We’ll set the scene for you: you hit up a couple of local thrift stores, not expecting to find much if anything, but all the racks were serving, and now you’re heading home with bags on bags of thrift store finds. But what should you do with everything you scored? You know you can’t just put it in your closet, but you also need to try stuff on, and some pieces look like they could be vintage, and something smells weird, and- we got you. We fancy ourselves thrift store aficionados, and we created a little guide for properly cleaning and caring for your newfound treasures. (There’s nothin’ to it, we promise!) Let’s get started!
(image via: istock)
First things first, it doesn’t matter if you’re at your favorite hole in the wall thrift store or that one in the fancy part of town, we don’t recommend putting clothes on, even if you’re just trying them on, from a thrift store without washing them first, and for what it’s worth, we don’t recommend storing them just yet either. There are all kinds of things that could be, ahem, set into those threads.
Next, if your clothing still has tags, read the labels to discover how they should be washed. If it’s a dry-clean piece, we highly recommend doing so to avoid damaging the garment, for pieces that can go straight to the washer, we recommend washing them as hot as you possibly can to kill anything that may be lurking within the seams, delicates can be washed by hand in your sink, and don’t forget to spot-clean shoes and accessories! (Without damaging them, of course!)

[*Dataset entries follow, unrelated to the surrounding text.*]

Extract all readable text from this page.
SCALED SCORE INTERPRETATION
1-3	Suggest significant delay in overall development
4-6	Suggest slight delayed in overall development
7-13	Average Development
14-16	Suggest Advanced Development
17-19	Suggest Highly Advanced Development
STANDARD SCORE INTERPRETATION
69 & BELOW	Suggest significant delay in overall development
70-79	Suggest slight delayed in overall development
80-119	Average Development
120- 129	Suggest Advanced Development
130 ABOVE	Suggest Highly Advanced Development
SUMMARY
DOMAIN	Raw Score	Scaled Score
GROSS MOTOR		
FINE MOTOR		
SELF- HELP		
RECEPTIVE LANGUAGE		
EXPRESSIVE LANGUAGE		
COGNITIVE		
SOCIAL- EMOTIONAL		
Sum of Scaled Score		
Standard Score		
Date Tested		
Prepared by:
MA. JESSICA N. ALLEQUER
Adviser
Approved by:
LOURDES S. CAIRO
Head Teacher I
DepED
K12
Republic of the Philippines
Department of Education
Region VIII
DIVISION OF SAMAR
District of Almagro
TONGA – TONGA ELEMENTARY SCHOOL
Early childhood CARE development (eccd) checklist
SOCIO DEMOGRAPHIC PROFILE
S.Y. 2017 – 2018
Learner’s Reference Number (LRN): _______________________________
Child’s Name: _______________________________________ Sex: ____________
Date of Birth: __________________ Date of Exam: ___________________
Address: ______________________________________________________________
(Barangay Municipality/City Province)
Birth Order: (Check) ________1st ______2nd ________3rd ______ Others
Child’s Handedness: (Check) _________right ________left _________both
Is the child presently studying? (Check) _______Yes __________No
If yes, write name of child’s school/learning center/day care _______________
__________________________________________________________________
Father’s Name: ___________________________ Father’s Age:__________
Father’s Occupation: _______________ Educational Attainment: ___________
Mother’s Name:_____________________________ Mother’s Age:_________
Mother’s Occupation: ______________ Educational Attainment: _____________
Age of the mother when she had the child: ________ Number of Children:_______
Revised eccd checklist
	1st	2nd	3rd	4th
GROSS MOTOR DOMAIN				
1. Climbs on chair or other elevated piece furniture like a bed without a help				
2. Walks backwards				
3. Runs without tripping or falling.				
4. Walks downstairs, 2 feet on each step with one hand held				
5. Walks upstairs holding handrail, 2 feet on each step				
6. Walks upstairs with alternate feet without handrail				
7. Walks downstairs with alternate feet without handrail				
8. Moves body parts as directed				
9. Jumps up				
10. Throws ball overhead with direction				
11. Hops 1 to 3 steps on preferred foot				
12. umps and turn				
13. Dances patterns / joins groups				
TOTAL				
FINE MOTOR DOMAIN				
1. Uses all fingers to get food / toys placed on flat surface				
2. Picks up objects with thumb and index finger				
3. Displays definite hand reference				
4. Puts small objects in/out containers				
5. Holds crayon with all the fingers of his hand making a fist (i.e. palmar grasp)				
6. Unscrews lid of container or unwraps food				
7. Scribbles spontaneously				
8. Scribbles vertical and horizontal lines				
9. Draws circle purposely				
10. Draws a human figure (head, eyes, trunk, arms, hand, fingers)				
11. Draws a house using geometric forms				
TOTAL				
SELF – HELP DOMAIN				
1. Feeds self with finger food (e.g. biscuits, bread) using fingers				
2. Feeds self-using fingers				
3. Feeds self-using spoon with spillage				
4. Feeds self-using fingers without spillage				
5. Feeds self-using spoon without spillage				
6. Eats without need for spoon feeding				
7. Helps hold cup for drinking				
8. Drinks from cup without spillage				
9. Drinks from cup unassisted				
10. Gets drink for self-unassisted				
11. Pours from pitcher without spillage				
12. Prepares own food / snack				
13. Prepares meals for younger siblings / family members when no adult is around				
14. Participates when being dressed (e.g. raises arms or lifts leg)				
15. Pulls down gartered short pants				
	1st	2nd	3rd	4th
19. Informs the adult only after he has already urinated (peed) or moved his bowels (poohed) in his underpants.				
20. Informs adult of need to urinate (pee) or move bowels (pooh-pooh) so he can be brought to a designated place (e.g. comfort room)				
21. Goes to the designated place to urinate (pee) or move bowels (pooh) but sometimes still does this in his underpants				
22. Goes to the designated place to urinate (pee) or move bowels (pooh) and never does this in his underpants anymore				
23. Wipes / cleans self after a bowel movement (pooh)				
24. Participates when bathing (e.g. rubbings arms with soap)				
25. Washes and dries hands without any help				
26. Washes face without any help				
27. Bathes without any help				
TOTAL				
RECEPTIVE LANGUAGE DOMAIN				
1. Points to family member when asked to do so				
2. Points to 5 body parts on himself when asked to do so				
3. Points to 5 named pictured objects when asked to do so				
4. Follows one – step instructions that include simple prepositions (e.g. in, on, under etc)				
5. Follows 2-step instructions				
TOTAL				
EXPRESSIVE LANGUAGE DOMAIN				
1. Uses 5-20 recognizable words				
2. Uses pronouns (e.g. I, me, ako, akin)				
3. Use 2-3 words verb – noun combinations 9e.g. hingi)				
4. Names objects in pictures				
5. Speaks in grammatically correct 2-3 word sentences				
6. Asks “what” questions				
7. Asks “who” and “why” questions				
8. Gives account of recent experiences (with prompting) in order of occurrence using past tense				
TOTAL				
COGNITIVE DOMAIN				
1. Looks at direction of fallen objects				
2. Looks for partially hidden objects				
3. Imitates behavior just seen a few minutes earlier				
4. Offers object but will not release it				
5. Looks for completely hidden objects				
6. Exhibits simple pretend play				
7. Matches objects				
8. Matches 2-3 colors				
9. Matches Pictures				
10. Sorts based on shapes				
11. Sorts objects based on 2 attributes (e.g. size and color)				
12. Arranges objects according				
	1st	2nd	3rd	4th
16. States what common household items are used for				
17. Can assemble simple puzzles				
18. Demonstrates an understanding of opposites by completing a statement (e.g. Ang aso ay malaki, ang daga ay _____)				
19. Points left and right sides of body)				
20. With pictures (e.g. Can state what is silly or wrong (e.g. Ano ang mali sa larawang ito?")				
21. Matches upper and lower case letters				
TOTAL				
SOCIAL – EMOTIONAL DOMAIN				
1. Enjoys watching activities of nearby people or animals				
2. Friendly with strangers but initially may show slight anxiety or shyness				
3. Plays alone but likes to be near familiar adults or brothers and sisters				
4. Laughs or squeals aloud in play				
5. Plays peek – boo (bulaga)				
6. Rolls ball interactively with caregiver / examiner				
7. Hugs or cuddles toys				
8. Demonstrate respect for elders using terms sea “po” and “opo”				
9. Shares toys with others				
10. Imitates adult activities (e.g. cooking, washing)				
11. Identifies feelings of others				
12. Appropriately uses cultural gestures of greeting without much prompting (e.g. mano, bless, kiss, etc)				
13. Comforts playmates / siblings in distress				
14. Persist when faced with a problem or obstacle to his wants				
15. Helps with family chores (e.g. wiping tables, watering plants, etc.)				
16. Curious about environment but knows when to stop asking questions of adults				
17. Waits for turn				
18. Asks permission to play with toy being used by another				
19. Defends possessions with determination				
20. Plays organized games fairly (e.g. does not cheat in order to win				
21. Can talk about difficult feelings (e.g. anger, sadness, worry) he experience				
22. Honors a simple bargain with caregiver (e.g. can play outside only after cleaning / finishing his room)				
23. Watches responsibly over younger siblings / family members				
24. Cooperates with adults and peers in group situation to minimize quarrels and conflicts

Now, about the uhm, aroma some garments have. In a perfect world, every thrift store would have a huge washer and dryer with only the best smelling laundry detergent and fabric softener so that every garment always looked and smelled fresh and clean. But a lot of thrift stores are non-profits and we would venture to say most other thrift stores don’t have the funds, time, or employees to do this, which is no problem because, for that $3 chunky knit cardigan or those $5 distressed overalls, we would go to the ends of the Earth. Okay, that’s dramatic, but you get it.
(image via: istock)
Use these pantry staples to help with the smell:
Baking Soda: This is super easy, all you have to do is sprinkle your clothes with baking soda, let them sit for a few hours or overnight, then throw them in the wash.
Vinegar: Again, a super easy way to get the funk out, add ½ cup of vinegar to the rinse cycle or instead of using detergent, use vinegar. You’ll be left with stain-free, smell-free, not to mention extra soft garments to safely add to your closet!